“Les sans-papiers sont de la chair à patron”

Rencontre avec Elsa Faucillon, députée PCF des Hauts-De-Seine.

Les Dreamers : Quel soutien pouvez-vous apporter aux salariés sans-papiers de RSI ?

Elsa Faucillon : Dans les premiers temps, en plein mois de l’hiver, il fallait faire en sorte qu’ils n’aient pas froid, qu’il y ait aussi de temps en temps des repas solidaires, des repas chauds, mais aussi qu’ils aient accès à des toilettes sur place. Ensuite, nous avons commencé un bras de fer avec la préfecture et avec l’agence d’intérim, RSI. Le fait de les soutenir, concrètement, sur place, cela permet un rapport de force vis-à-vis de l’entreprise.
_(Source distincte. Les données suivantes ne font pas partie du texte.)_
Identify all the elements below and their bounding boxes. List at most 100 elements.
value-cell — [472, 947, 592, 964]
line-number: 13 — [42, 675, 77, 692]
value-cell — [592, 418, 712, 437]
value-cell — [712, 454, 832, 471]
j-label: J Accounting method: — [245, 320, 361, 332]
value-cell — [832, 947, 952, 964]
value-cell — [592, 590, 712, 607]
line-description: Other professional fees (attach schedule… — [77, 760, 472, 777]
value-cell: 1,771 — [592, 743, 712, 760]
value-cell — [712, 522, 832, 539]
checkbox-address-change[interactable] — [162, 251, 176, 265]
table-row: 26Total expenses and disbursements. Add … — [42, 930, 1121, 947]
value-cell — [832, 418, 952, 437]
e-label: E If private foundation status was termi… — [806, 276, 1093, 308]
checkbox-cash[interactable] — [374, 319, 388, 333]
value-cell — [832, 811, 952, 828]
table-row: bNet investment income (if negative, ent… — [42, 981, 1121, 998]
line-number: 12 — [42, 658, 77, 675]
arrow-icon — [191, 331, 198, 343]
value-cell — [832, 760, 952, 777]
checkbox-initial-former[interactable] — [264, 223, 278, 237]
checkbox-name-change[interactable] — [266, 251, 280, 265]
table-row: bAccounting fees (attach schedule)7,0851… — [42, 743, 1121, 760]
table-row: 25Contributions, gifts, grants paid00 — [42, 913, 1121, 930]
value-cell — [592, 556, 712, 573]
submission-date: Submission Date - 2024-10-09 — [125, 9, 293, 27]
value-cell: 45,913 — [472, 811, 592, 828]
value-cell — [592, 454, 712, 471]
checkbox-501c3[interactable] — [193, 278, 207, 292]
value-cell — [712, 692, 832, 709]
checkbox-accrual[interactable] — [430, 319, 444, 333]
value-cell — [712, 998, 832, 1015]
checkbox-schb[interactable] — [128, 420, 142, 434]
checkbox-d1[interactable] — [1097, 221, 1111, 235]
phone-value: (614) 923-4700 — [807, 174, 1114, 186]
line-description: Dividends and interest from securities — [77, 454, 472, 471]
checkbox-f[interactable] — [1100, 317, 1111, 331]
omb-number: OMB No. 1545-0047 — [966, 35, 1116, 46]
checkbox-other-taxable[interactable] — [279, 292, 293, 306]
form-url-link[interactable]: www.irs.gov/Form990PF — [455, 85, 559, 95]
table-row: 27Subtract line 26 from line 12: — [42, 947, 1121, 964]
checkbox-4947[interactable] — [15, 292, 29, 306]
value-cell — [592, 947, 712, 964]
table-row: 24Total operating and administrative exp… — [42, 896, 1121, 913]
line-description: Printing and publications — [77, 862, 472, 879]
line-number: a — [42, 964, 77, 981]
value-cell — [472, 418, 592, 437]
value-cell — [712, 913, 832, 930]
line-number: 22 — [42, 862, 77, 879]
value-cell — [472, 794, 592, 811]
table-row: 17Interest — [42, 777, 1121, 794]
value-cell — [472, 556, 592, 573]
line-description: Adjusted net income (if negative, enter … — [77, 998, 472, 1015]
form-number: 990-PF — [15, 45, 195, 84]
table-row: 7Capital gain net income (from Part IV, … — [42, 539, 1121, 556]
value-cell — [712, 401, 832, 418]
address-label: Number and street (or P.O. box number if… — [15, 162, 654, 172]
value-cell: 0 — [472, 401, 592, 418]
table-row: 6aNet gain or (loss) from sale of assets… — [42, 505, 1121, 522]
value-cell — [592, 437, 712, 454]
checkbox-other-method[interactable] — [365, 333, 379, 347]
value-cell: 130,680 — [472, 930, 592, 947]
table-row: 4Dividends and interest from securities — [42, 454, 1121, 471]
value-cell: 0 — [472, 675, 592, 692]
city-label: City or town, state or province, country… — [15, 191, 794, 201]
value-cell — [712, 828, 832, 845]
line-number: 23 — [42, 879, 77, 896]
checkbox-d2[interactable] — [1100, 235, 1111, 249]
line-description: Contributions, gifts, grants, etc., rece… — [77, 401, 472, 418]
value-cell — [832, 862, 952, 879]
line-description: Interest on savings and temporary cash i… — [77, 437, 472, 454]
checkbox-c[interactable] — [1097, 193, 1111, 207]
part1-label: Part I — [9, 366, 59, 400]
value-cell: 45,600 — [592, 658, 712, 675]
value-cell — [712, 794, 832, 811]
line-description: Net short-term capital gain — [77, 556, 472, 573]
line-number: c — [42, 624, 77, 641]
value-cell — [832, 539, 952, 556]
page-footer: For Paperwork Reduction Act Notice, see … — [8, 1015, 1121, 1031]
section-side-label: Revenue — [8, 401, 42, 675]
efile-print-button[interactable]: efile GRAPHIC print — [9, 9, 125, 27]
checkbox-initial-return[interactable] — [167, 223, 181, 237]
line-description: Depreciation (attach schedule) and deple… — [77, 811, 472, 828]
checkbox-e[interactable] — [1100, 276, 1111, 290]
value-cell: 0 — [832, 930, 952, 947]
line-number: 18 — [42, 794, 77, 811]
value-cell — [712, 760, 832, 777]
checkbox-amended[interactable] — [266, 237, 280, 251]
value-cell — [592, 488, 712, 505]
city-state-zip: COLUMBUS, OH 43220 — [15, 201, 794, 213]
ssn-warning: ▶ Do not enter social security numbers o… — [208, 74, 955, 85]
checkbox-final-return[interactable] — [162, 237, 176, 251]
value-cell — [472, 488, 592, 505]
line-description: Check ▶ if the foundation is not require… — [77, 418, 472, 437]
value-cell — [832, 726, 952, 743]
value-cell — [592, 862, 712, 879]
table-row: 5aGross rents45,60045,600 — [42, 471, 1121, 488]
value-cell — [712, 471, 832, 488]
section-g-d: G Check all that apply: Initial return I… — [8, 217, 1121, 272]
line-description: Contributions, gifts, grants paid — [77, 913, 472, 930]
On est présent aussi à chaque fois qu’ils font un rassemblement.

Est-ce fréquent que des travailleurs sans-papiers se mettent en grève ?

Des grèves, il en existe beaucoup. J’étais hier par exemple avec les salariés de la Segma (Gennevilliers, 92) mais pour des raisons de conditions salariales, des conditions de travail et de salaires. Des grèves il y en a donc très régulièrement. Des grèves de travailleurs sans-papiers aussi, mais elles sont souvent invisibilisées.

Moi, j’ai commencé mon engagement politique avec des grèves des sans-papiers en 2006-2007. Il s’agissait des premières grandes grèves, qui ont permis à la France de découvrir les patrons-voyous mais aussi les salariés sans-papiers, qui font tourner le pays. La crise du Covid a mis un peu plus en lumière ces travailleurs. Mais je dirais qu’après ce moment de lancement en 2006-2007, qui a permis de mettre en avant cette situation, les grèves de sans-papiers peinent aujourd’hui à être visibilisées. Quand elles le sont, la plupart du temps, elles sont instrumentalisées pour avoir des propos xénophobes. C’est donc important qu’il y ait des soutiens, y compris des politiques, qui puissent les accompagner sinon ils sont très isolés dans leur lutte.

A l’Assemblée Nationale, quels projets de lois avez-vous déposés ?

Par exemple au moment de l’horrible loi « Asile et Immigration » (en 2018), nous avons été plusieurs à porter l’idée qu’il fallait une régularisation massive de toutes celles et tous ceux qui travaillent, qui sont sur le territoire et qui ne repartiront pas. Il y a une hypocrisie à les garder dans la clandestinité. Ce sont de la chair à patron qui est offerte par l’Etat.

C’est aussi pour ça qu’on est là. Pour dire : l’Etat doit prendre ses responsabilités.